Tripoli: No end is in sight to the worst
disruption to Libya’s oil industry since the civil war in 2011 as armed
groups, security guards and oil workers with tribal loyalties shut down
pipelines and oil ports across the country.
Libya’s oil production has
fallen to just over 10 per cent of capacity due to a month-long
disruption by armed security guards who shut the main export ports in
the east and centre over pay demands.
Central state power is
already tenuous and separatist groups are exploiting the stoppages, but
the government risks bloody clashes with tribal militias if it sends
ill-equipped nascent army units to capture oil terminals held by armed
groups.
“These militias are
intoxicated with power,” said a senior Libyan official, adding that
Prime Minister Ali Zeidan’s strategy was to appease oil workers and
apply tribal mediation with caveats and incentives to end the standoff.
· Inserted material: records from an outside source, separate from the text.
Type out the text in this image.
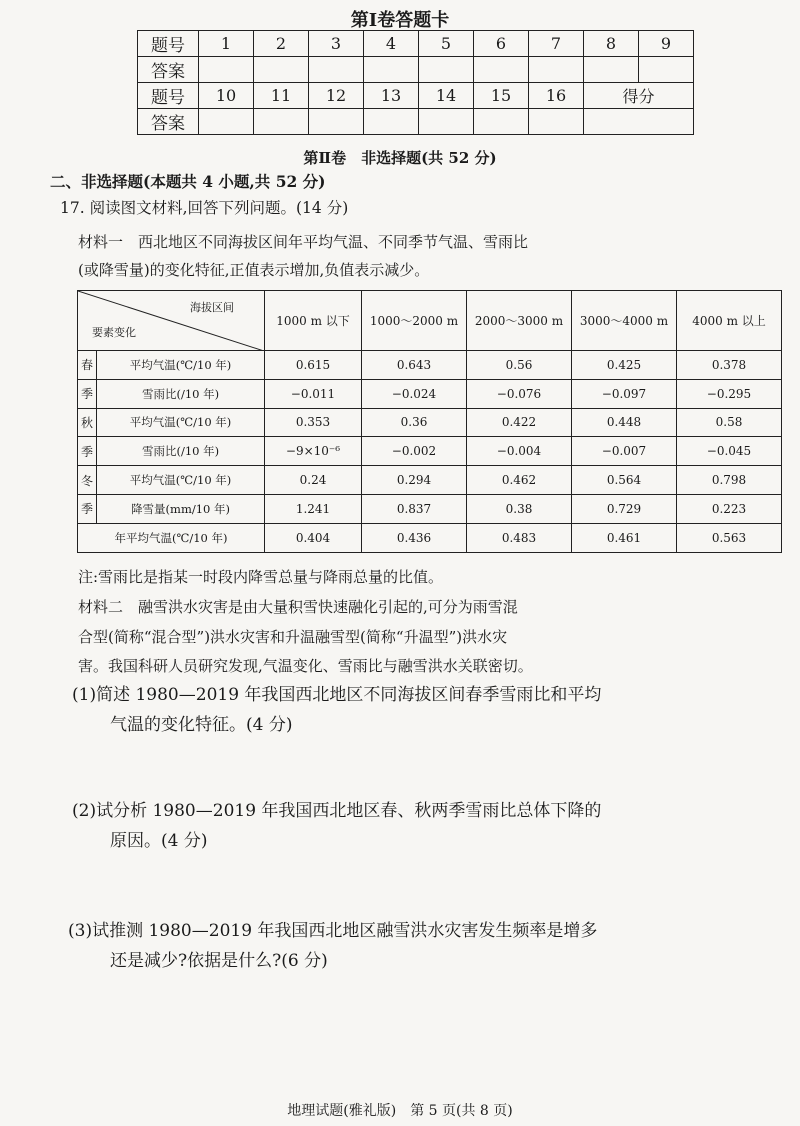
第Ⅰ卷答题卡
题号	1	2	3	4	5	6	7	8	9
答案									
题号	10	11	12	13	14	15	16	得分	
答案									
第Ⅱ卷　非选择题(共 52 分)
二、非选择题(本题共 4 小题,共 52 分)
17. 阅读图文材料,回答下列问题。(14 分)
材料一　西北地区不同海拔区间年平均气温、不同季节气温、雪雨比
(或降雪量)的变化特征,正值表示增加,负值表示减少。
海拔区间
要素变化		1000 m 以下	1000～2000 m	2000～3000 m	3000～4000 m	4000 m 以上
春	平均气温(℃/10 年)	0.615	0.643	0.56	0.425	0.378
季	雪雨比(/10 年)	−0.011	−0.024	−0.076	−0.097	−0.295
秋	平均气温(℃/10 年)	0.353	0.36	0.422	0.448	0.58
季	雪雨比(/10 年)	−9×10⁻⁶	−0.002	−0.004	−0.007	−0.045
冬	平均气温(℃/10 年)	0.24	0.294	0.462	0.564	0.798
季	降雪量(mm/10 年)	1.241	0.837	0.38	0.729	0.223
年平均气温(℃/10 年)		0.404	0.436	0.483	0.461	0.563
注:雪雨比是指某一时段内降雪总量与降雨总量的比值。
材料二　融雪洪水灾害是由大量积雪快速融化引起的,可分为雨雪混
合型(简称“混合型”)洪水灾害和升温融雪型(简称“升温型”)洪水灾
害。我国科研人员研究发现,气温变化、雪雨比与融雪洪水关联密切。
(1)简述 1980—2019 年我国西北地区不同海拔区间春季雪雨比和平均
气温的变化特征。(4 分)
(2)试分析 1980—2019 年我国西北地区春、秋两季雪雨比总体下降的
原因。(4 分)
(3)试推测 1980—2019 年我国西北地区融雪洪水灾害发生频率是增多
还是减少?依据是什么?(6 分)
地理试题(雅礼版)　第 5 页(共 8 页)
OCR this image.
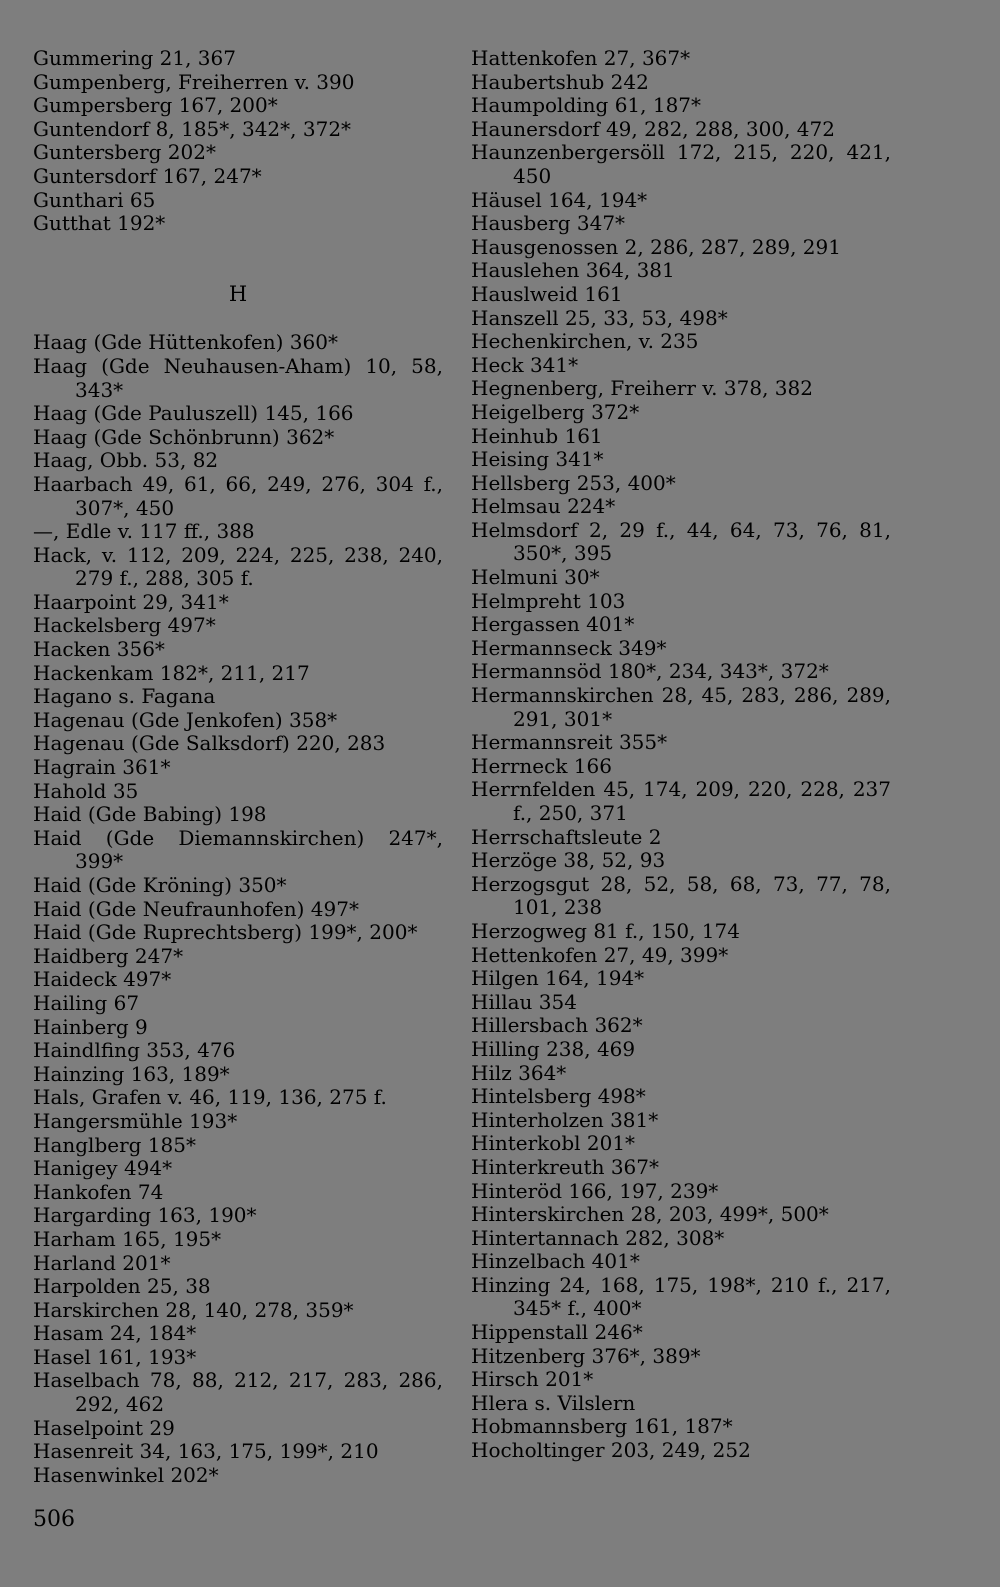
Gummering 21, 367
Gumpenberg, Freiherren v. 390
Gumpersberg 167, 200*
Guntendorf 8, 185*, 342*, 372*
Guntersberg 202*
Guntersdorf 167, 247*
Gunthari 65
Gutthat 192*
H
Haag (Gde Hüttenkofen) 360*
Haag (Gde Neuhausen-Aham) 10, 58, 343*
Haag (Gde Pauluszell) 145, 166
Haag (Gde Schönbrunn) 362*
Haag, Obb. 53, 82
Haarbach 49, 61, 66, 249, 276, 304 f., 307*, 450
—, Edle v. 117 ff., 388
Hack, v. 112, 209, 224, 225, 238, 240, 279 f., 288, 305 f.
Haarpoint 29, 341*
Hackelsberg 497*
Hacken 356*
Hackenkam 182*, 211, 217
Hagano s. Fagana
Hagenau (Gde Jenkofen) 358*
Hagenau (Gde Salksdorf) 220, 283
Hagrain 361*
Hahold 35
Haid (Gde Babing) 198
Haid (Gde Diemannskirchen) 247*, 399*
Haid (Gde Kröning) 350*
Haid (Gde Neufraunhofen) 497*
Haid (Gde Ruprechtsberg) 199*, 200*
Haidberg 247*
Haideck 497*
Hailing 67
Hainberg 9
Haindlfing 353, 476
Hainzing 163, 189*
Hals, Grafen v. 46, 119, 136, 275 f.
Hangersmühle 193*
Hanglberg 185*
Hanigey 494*
Hankofen 74
Hargarding 163, 190*
Harham 165, 195*
Harland 201*
Harpolden 25, 38
Harskirchen 28, 140, 278, 359*
Hasam 24, 184*
Hasel 161, 193*
Haselbach 78, 88, 212, 217, 283, 286, 292, 462
Haselpoint 29
Hasenreit 34, 163, 175, 199*, 210
Hasenwinkel 202*
Hattenkofen 27, 367*
Haubertshub 242
Haumpolding 61, 187*
Haunersdorf 49, 282, 288, 300, 472
Haunzenbergersöll 172, 215, 220, 421, 450
Häusel 164, 194*
Hausberg 347*
Hausgenossen 2, 286, 287, 289, 291
Hauslehen 364, 381
Hauslweid 161
Hanszell 25, 33, 53, 498*
Hechenkirchen, v. 235
Heck 341*
Hegnenberg, Freiherr v. 378, 382
Heigelberg 372*
Heinhub 161
Heising 341*
Hellsberg 253, 400*
Helmsau 224*
Helmsdorf 2, 29 f., 44, 64, 73, 76, 81, 350*, 395
Helmuni 30*
Helmpreht 103
Hergassen 401*
Hermannseck 349*
Hermannsöd 180*, 234, 343*, 372*
Hermannskirchen 28, 45, 283, 286, 289, 291, 301*
Hermannsreit 355*
Herrneck 166
Herrnfelden 45, 174, 209, 220, 228, 237 f., 250, 371
Herrschaftsleute 2
Herzöge 38, 52, 93
Herzogsgut 28, 52, 58, 68, 73, 77, 78, 101, 238
Herzogweg 81 f., 150, 174
Hettenkofen 27, 49, 399*
Hilgen 164, 194*
Hillau 354
Hillersbach 362*
Hilling 238, 469
Hilz 364*
Hintelsberg 498*
Hinterholzen 381*
Hinterkobl 201*
Hinterkreuth 367*
Hinteröd 166, 197, 239*
Hinterskirchen 28, 203, 499*, 500*
Hintertannach 282, 308*
Hinzelbach 401*
Hinzing 24, 168, 175, 198*, 210 f., 217, 345* f., 400*
Hippenstall 246*
Hitzenberg 376*, 389*
Hirsch 201*
Hlera s. Vilslern
Hobmannsberg 161, 187*
Hocholtinger 203, 249, 252
506
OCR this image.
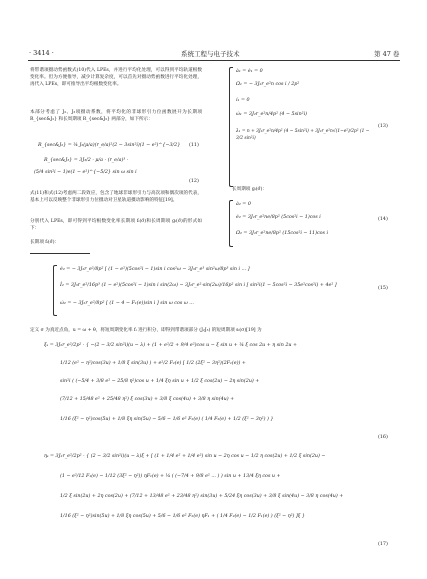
· 3414 ·	系统工程与电子技术	第 47 卷
将带谐项摄动势函数式(10)代入 LPEs，并进行平均化处理，可以得到平均轨道根数变化率。但为方便推导，减少计算复杂度，可以首先对摄动势函数进行平均化处理，再代入 LPEs，即可推导出平均根数变化率。
本部分考虑了 J₂、J₃项摄动系数，将平均化的非球形引力位函数展开为长期项 R_{sec&J₂} 和长周期项 R_{sec&J₃} 两部分，如下所示：
R_{sec&J₂} = ¼ J₂(μ/a)(r_e/a)²(2 − 3sin²i)(1 − e²)^{−3/2} (11)
R_{sec&J₃} = 3J₃/2 · μ/a · (r_e/a)³ ·
(5/4 sin²i − 1)e(1 − e²)^{−5/2} sin ω sin i
(12)
式(11)和式(12)考虑两二段效应，包含了地球非球形引力与高次项和偶次项的代表，基本上可以反映整个非球形引力位摄动对卫星轨道摄动影响的特征[19]。
分别代入 LPEs，即可得到平均根数变化率长期项 fᵢ(σ̄)和长周期项 gᵢ(σ̄)的形式如下：
长期项 fᵢ(σ̄)：
ȧ₁ = ė₁ = 0
Ω̇₁ = − 3J₂r_e²n cos i / 2p²
i̇₁ = 0
ω̇₁ = 3J₂r_e²n/4p² (4 − 5sin²i)
λ̇₁ = n + 3J₂r_e²n/4p² (4 − 5sin²i) + 3J₂r_e²n√(1−e²)/2p² (1 − 3/2 sin²i)
(13)
长周期项 gᵢ(σ̄)：
ȧ₂ = 0
ė₂ = 3J₂r_e²ne/8p² (5cos²i − 1)cos i
Ω̇₂ = 3J₂r_e²ne/8p² (15cos²i − 11)cos i
(14)
ė₂ = − 3J₂r_e²/8p² [ (1 − e²)(5cos²i − 1)sin i cos²ω − 3J₃r_e³ sin²ω/8p³ sin i ... ]
İ₂ = 3J₃r_e²/16p³ (1 − e²)(5cos²i − 1)sin i sin(2ω) − 3J₂r_e²·sin(2ω)/16p² sin i [ sin²i(1 − 5cos²i − 35e²cos²i) + 4e² ]
ω̇₂ = − 3J₂r_e²/8p² [ (1 − 4 − F₁(e))sin i ] sin ω cos ω ...
(15)
定义 σ 为真近点角，u = ω + θ，将短周期变化率 fᵢ 进行积分，即得到带谐项部分 (J₂J₃) 的短周期项 sᵢ(σ)[19] 为
ξₛ = 3J₂r_e²/2p² · { −(2 − 3/2 sin²i)(u − λ) + (1 + e²/2 + 9/4 e²)cos u − ξ sin u + ¼ ξ cos 2u + η sin 2u +
1/12 (e² − η²)cos(3u) + 1/8 ξ sin(3u) ) + e²/2 F₂(e) [ 1/2 (2ξ² − 3η²)(2F₁(e)) +
sin²i ( (−5/4 + 3/8 e² − 25/8 η²)cos u + 1/4 ξη sin u + 1/2 ξ cos(2u) − 2η sin(2u) +
(7/12 + 15/48 e² + 25/48 η²) ξ cos(3u) + 3/8 ξ cos(4u) + 3/8 η sin(4u) +
1/16 (ξ² − η²)cos(5u) + 1/8 ξη sin(5u) − 5/6 − 1/6 e² F₂(e) ( 1/4 F₂(e) + 1/2 (ξ² − 3η²) ) }
(16)
ηₛ = 3J₂r_e²/2p² · { (2 − 3/2 sin²i)(u − λ)ξ + [ (1 + 1/4 e² + 1/4 e²) sin u − 2η cos u − 1/2 η cos(2u) + 1/2 ξ sin(2u) −
(1 − e²/12 F₁(e) − 1/12 (3ξ² − η²)) ηF₁(e) + ¼ ( (−7/4 + 9/8 e² ... ) ) sin u + 13/4 ξη cos u +
1/2 ξ sin(2u) + 2η cos(2u) + (7/12 + 13/48 e² + 23/48 η²) sin(3u) + 5/24 ξη cos(3u) + 3/8 ξ sin(4u) − 3/8 η cos(4u) +
1/16 (ξ² − η²)sin(5u) + 1/8 ξη cos(5u) + 5/6 − 1/6 e² F₂(e) ηF₁ + ( 1/4 F₂(e) − 1/2 F₁(e) ) (ξ² − η²) ]ξ }
(17)
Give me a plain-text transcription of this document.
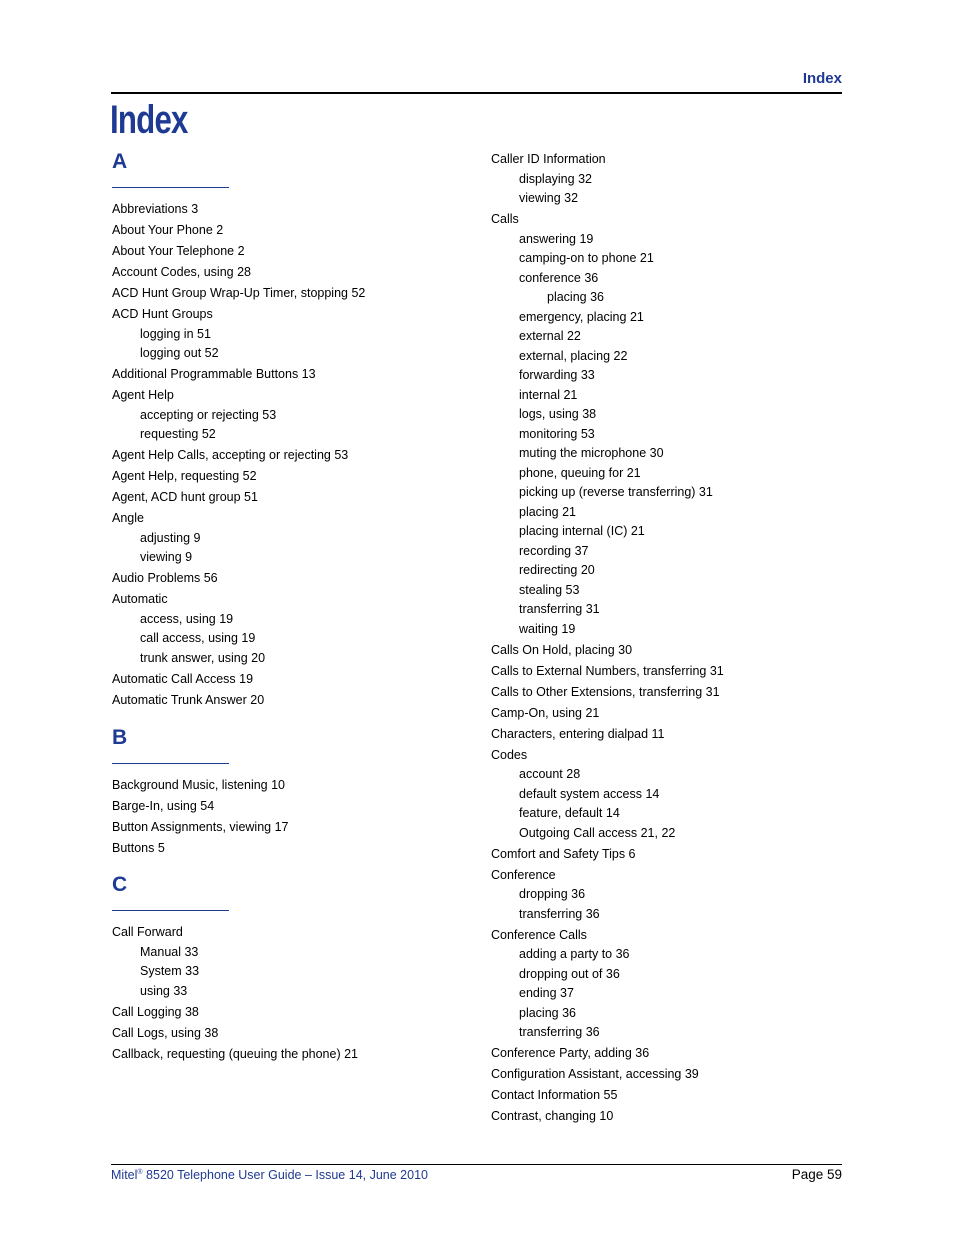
Index
Index
A
Abbreviations 3
About Your Phone 2
About Your Telephone 2
Account Codes, using 28
ACD Hunt Group Wrap-Up Timer, stopping 52
ACD Hunt Groups
logging in 51
logging out 52
Additional Programmable Buttons 13
Agent Help
accepting or rejecting 53
requesting 52
Agent Help Calls, accepting or rejecting 53
Agent Help, requesting 52
Agent, ACD hunt group 51
Angle
adjusting 9
viewing 9
Audio Problems 56
Automatic
access, using 19
call access, using 19
trunk answer, using 20
Automatic Call Access 19
Automatic Trunk Answer 20
B
Background Music, listening 10
Barge-In, using 54
Button Assignments, viewing 17
Buttons 5
C
Call Forward
Manual 33
System 33
using 33
Call Logging 38
Call Logs, using 38
Callback, requesting (queuing the phone) 21
Caller ID Information
displaying 32
viewing 32
Calls
answering 19
camping-on to phone 21
conference 36
placing 36
emergency, placing 21
external 22
external, placing 22
forwarding 33
internal 21
logs, using 38
monitoring 53
muting the microphone 30
phone, queuing for 21
picking up (reverse transferring) 31
placing 21
placing internal (IC) 21
recording 37
redirecting 20
stealing 53
transferring 31
waiting 19
Calls On Hold, placing 30
Calls to External Numbers, transferring 31
Calls to Other Extensions, transferring 31
Camp-On, using 21
Characters, entering dialpad 11
Codes
account 28
default system access 14
feature, default 14
Outgoing Call access 21, 22
Comfort and Safety Tips 6
Conference
dropping 36
transferring 36
Conference Calls
adding a party to 36
dropping out of 36
ending 37
placing 36
transferring 36
Conference Party, adding 36
Configuration Assistant, accessing 39
Contact Information 55
Contrast, changing 10
Mitel® 8520 Telephone User Guide – Issue 14, June 2010	Page 59
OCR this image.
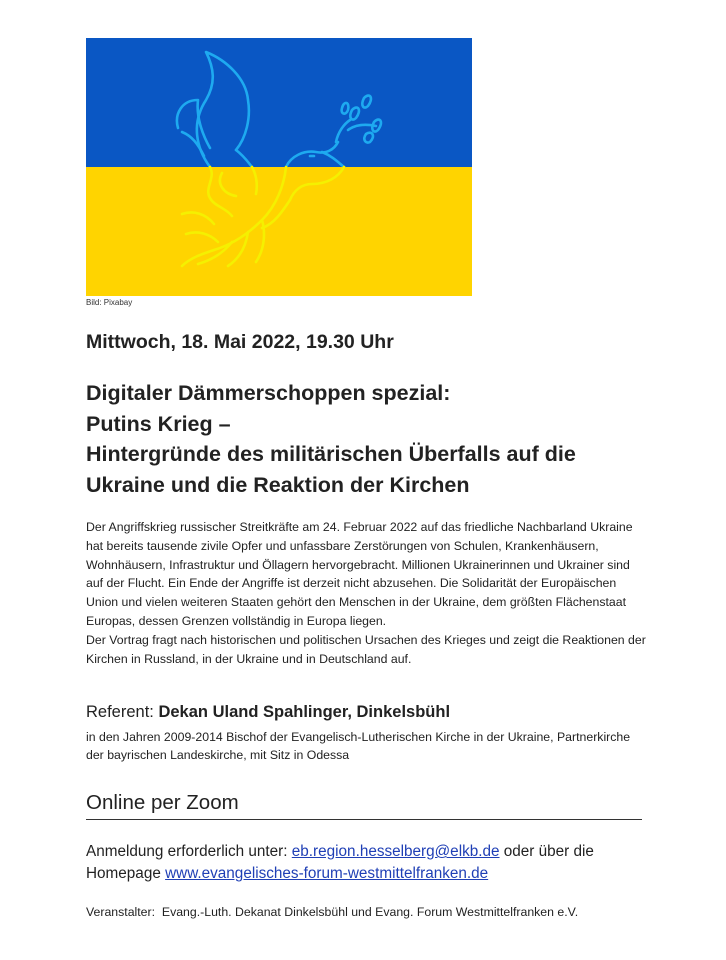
Bild: Pixabay
Mittwoch, 18. Mai 2022, 19.30 Uhr
Digitaler Dämmerschoppen spezial:
Putins Krieg –
Hintergründe des militärischen Überfalls auf die
Ukraine und die Reaktion der Kirchen

Der Angriffskrieg russischer Streitkräfte am 24. Februar 2022 auf das friedliche Nachbarland Ukraine hat bereits tausende zivile Opfer und unfassbare Zerstörungen von Schulen, Krankenhäusern, Wohnhäusern, Infrastruktur und Öllagern hervorgebracht. Millionen Ukrainerinnen und Ukrainer sind auf der Flucht. Ein Ende der Angriffe ist derzeit nicht abzusehen. Die Solidarität der Europäischen Union und vielen weiteren Staaten gehört den Menschen in der Ukraine, dem größten Flächenstaat Europas, dessen Grenzen vollständig in Europa liegen.

Der Vortrag fragt nach historischen und politischen Ursachen des Krieges und zeigt die Reaktionen der Kirchen in Russland, in der Ukraine und in Deutschland auf.

Referent: Dekan Uland Spahlinger, Dinkelsbühl
in den Jahren 2009-2014 Bischof der Evangelisch-Lutherischen Kirche in der Ukraine, Partnerkirche der bayrischen Landeskirche, mit Sitz in Odessa
Online per Zoom
Anmeldung erforderlich unter: eb.region.hesselberg@elkb.de oder über die Homepage www.evangelisches-forum-westmittelfranken.de
Veranstalter:  Evang.-Luth. Dekanat Dinkelsbühl und Evang. Forum Westmittelfranken e.V.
Zeidan, accused of allowing
corruption to flourish, can ill afford to prolong a crisis that the
government says has already cost more than $2 billion (Dh7.34 billion),
threatening Libya’s healthy foreign currency reserves, power supply and
remnants of law and order.
In the past week the strikes
have spread to the western coastal ports and armed groups have also
closed taps on pipelines from major oil fields, threatening the major
north African oil producer with economic paralysis.
“It’s a
tribal war to terminate the political process. They want a body that
represents the tribes,” Noman Benotman, president of Quilliam, a
counter-terrorism think tank, said.
“Practically the government is dead, technically it is still there.”
Calls for federal rule have
become stronger since Gaddafi’s overthrow in 2011, fuelled by complaints
in the east that it has not been given a fair share of Libya’s wealth,
and the weakness of the central government.
Any military move by Tripoli
to deploy troops to retake control of the port terminals would be
“considered a declaration of war”, federalist Ebrahim Al Jathran told
cheering crowds gathered in the eastern coastal town of Ajdabiyah on
Monday.
Al Jathran, ousted this month
as chief of the Petroleum Facilities Guards in the eastern region for
leading strikers, is head of a self-governing political council
announced in the oil town of Ras Lanuf on August 17.
The federalists say they are not separatists and only want a bigger role and better distribution of wealth.
Despite tough talk of bombing
any tankers that tried to ship oil bought independently of the state,
Zeidan has steered away from any mention of sending the army to capture
the oil fields, saying he sought a peaceful end to the stand-off.
“Those who expect the
government to resolve the security situation overnight are not seeing
the situation clearly,” he said on Wednesday.
Industry executives give
countless examples of how armed groups and tribal militias disrupt work
in oil fields as far away as Al Feel and Essharara in the southwest to
Sarir, Amal, and Nafoora in the southeast.
Some demands are purely monetary.
In the giant Al Feel field in
the deep southwest, local and foreign workers are confined to camp as
militias from the desert area negotiate in the town of Zintan, around
136km southwest of Tripoli, with a government-backed military council on
how much they must get to end a siege of the pipelines, a Western based
oil company executive said.
Bentoman said central power
stretched only to Misrata in the east and Janzour in the West. “Outside,
they have no power without authorisation of local leaders. The southern
part of Libya is the wild west. There is no presence of government.”
Even on the outskirts of
Tripoli, the country manager of a supplier of oil equipment said it was
forced to enlist members of a militia to guard the company.
“You don’t need to call all
the staff to get a strike, just five disgruntled people can disrupt
work,” he said, on condition of anonymity.